In other words, provide a version of AddEntityToGenerate() that also takes (as a parameter) an implementation class, and also support the specification of a particular implementation at runtime via a configuration (xml) file setting.

Mind you, I notice that the implementation class is static (?), and that the GetLastName method takes an IPerson.  Typically, DI containers will generate an instance of the dependency a dependent object requires.  Does this solution do away with instances and assume a Static implementation class?  That would be limiting.
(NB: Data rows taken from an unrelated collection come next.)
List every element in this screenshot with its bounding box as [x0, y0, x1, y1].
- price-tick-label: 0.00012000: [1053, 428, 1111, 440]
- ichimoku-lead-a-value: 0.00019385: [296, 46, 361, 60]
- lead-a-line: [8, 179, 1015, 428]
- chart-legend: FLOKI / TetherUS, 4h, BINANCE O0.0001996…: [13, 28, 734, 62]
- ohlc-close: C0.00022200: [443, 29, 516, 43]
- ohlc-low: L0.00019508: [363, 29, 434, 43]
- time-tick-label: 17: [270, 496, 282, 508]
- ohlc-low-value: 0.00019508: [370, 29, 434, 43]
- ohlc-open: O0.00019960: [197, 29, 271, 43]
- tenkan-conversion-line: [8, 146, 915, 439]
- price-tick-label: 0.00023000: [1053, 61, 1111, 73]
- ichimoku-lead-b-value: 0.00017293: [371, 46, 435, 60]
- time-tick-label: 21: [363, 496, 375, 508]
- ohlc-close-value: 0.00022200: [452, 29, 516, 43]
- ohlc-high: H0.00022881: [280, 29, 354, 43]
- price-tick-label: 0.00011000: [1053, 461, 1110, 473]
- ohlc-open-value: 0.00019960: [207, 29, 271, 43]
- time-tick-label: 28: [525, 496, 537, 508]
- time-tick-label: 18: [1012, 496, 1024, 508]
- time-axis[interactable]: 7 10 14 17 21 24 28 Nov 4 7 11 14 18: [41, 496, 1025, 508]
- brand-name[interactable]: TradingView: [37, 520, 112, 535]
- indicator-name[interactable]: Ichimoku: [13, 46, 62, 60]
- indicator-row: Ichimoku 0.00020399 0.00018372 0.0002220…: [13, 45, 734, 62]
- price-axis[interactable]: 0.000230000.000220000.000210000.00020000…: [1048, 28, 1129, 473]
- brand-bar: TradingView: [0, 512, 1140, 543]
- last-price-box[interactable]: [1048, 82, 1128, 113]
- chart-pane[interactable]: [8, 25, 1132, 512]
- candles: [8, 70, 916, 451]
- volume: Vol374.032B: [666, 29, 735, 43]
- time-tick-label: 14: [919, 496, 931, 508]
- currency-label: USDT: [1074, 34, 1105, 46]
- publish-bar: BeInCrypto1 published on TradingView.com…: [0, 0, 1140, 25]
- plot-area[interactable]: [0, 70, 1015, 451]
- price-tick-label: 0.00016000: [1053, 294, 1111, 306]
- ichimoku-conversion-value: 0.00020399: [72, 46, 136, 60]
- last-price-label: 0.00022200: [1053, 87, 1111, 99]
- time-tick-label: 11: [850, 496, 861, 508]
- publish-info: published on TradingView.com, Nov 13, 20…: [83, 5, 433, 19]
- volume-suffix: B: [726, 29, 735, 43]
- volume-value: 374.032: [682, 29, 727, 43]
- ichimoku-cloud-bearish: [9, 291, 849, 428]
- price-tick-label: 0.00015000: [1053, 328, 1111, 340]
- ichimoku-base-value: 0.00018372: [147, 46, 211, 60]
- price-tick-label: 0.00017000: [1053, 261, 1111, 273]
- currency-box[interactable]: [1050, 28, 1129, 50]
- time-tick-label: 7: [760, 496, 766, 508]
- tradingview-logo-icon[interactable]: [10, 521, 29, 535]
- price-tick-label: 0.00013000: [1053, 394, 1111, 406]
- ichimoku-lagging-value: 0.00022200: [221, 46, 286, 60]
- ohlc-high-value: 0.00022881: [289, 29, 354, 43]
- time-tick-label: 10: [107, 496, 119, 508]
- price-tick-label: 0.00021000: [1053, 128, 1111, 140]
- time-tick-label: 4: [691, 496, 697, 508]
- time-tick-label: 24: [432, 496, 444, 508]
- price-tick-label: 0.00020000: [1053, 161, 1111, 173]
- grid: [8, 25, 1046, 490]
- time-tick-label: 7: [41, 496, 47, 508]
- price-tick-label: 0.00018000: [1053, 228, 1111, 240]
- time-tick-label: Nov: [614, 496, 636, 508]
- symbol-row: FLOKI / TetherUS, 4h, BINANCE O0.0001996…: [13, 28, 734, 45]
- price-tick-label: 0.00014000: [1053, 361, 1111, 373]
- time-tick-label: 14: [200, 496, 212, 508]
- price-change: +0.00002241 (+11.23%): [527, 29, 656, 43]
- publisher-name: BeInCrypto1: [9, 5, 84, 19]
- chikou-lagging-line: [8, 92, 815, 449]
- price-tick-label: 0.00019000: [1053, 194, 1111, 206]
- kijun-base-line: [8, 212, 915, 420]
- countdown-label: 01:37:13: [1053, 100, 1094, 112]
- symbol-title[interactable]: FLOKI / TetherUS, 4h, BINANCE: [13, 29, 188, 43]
Finally, I'm hoping that aspects of the model like the views, are not generated from the interface, but rather they are based on the model - that's hopefully already the case.

-- Alex Hoffman


25 September, 2008

Please remember where XAF started from.

It was "create your XPO classes, link them if needed, decorate them with attributes if needed, run and voila it works! "

If you replace this by "create your interfaces, link them if needed, decorate them with attributes if needed, run and voila it works!" then am ok.
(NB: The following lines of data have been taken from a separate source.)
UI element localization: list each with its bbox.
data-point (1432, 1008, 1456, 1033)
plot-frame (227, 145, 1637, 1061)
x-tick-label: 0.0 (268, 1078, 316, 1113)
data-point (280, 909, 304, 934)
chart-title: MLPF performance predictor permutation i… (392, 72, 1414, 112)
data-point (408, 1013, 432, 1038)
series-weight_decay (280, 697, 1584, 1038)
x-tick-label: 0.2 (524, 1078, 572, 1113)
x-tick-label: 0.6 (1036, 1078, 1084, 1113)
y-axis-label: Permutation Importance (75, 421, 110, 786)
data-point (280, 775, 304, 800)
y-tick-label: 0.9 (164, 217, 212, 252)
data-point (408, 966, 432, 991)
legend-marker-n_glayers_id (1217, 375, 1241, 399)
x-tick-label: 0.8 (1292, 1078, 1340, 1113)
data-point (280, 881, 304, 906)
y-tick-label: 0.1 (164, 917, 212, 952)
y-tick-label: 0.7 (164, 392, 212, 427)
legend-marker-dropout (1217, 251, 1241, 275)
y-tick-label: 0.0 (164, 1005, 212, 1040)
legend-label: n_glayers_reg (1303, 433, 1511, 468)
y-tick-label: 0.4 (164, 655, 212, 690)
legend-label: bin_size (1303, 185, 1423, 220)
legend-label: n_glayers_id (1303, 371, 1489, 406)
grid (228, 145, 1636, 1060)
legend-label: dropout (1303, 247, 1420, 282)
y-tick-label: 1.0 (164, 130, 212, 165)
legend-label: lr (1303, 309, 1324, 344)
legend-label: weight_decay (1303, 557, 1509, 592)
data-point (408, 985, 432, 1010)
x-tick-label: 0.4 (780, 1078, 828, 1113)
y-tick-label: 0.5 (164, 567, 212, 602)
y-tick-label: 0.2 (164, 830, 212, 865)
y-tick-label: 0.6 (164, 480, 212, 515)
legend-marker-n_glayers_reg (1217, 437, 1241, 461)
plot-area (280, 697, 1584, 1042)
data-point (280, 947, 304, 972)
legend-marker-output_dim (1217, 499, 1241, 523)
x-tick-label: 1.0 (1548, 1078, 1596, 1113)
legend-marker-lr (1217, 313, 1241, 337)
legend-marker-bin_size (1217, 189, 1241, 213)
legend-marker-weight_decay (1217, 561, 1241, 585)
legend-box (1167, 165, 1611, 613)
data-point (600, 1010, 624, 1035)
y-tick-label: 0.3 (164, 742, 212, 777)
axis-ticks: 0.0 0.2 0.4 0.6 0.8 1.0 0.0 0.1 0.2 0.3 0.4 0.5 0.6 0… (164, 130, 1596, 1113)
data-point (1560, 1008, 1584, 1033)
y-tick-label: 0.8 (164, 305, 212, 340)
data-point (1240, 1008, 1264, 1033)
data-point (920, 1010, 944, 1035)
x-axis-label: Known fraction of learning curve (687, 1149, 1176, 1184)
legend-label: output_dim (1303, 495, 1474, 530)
If now we need to add code to GenerateEntities, Add code for permissions, add code for this or that - then am no ok.

I like XAF because it gives me a lot without code.

Secondly, if in your studies you find a way to implement security at the property level rather than at the object level, then do spend some time there. I think it would be useful.


25 September, 2008
Roman Eremin (DevExpress)


Of course we will keep the functionality that was previously.


Yes, technically it is not a problem to specify DomainLogic in configuration.

Static domain logic implementation is just one variant, XpoBuilder can use non-static version too.

About views and everything - the primary goal of DC technology is to promote reusability of domain components. Which means you should be able to reuse some IMedicalInsurance with its domain logic, views, controllers, actions, rules etc. and then tailor it to your needs. So obviously information about IMedicalInsurance should be in the model.  

26 September, 2008
Roman Eremin (DevExpress)


I'm just writing what we doing - to be more transparent. Of course in the final version everything will work with interfaces like it works with classes now, or even better.

26 September, 2008
eXpress App Framework Team

In the first post of the series devoted to our new domain component (DC) technology , I tried to show

26 September, 2008

I love what you've done with DC, but what I really don't like is the post date being hidden at the bottom of your blog posts. It means I have to scroll right through the post to see if it is current enough to be applicable to what I'm doing.

31 October, 2011
Roman Eremin (DevExpress)


We will update all DC posts with links to current information.